America’s enormous trade deficits are a double disaster for the nation. First, they represent a mortgaging of the future, as we pay for our consumption of goods and services produced abroad by sending back our assets: ownership of our corporations and real estate and bonds that promise future payments. Second, they represent a shortfall in demand for American industry, because other nations are not increasing what they buy from America as quickly as American consumers have shifted their own purchasing abroad. This shortfall has reduced domestic business investment, weakened supply chains, and transferred our technical know-how to other nations. We are giving competitors and adversaries an advantage while degrading the domestic industrial commons vital to innovation and growth. In the process, we have lost millions of well-paying jobs and devastated communities and entire regions.
Policymakers should welcome international trade only if it is balanced, exchanging goods and services produced here for those produced abroad. Such reciprocal trade is mutually beneficial, maintains domestic industrial capacity, and ensures in turn a balance in capital flows. Trade can still occur at high levels, and certainly should in sectors where other nations have substantial comparative advantages relative to America’s own. With greater balance achieved, fewer government interventions in the domestic free market would be required to correct for distortions created abroad.
Three different policy interventions could create the market incentives to bring American trade back into balance.

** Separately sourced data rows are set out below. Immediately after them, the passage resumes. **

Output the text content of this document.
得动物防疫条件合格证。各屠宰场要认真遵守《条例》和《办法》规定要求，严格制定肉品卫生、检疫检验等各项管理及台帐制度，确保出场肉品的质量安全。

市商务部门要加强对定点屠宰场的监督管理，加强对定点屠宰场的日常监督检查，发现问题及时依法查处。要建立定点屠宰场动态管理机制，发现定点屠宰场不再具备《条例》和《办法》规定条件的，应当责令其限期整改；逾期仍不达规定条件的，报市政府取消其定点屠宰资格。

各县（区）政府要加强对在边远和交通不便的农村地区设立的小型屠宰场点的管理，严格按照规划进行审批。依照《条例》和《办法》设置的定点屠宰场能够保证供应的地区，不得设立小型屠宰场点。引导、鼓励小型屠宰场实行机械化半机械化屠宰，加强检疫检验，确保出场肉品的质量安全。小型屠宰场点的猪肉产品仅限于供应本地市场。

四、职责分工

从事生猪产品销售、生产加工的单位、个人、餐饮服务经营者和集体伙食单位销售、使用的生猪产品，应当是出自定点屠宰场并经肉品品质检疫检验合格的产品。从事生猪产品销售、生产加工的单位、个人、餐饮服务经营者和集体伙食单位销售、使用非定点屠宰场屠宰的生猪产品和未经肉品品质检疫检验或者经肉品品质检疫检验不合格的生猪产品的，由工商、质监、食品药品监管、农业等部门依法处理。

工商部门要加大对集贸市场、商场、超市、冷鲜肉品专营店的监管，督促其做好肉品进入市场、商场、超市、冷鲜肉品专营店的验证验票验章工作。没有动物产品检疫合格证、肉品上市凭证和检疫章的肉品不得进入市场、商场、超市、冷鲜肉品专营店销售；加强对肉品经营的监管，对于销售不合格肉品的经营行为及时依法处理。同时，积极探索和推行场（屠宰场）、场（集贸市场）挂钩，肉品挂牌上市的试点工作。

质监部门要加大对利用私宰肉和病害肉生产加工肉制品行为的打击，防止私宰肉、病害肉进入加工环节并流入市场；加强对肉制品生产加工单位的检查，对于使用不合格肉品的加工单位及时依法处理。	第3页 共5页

The first and best option is for the United States to make imports relatively less attractive than domestic products by imposing a Global Tariff that rises until the trade deficit is eliminated. Second, the United States could make foreign acquisition of its assets relatively less attractive than acquisition of its exports by imposing a Market Access Charge on inbound financial flows. Third, the United States could issue Import Certificates (ICs) to American exporters based on the value of their exports, which importers would have to acquire, thus offsetting the value of their imports. ICs would create an implicit subsidy for exporters, financed by an implicit tariff on importers, with the price of an IC rising or falling as needed to hold exports and imports in balance.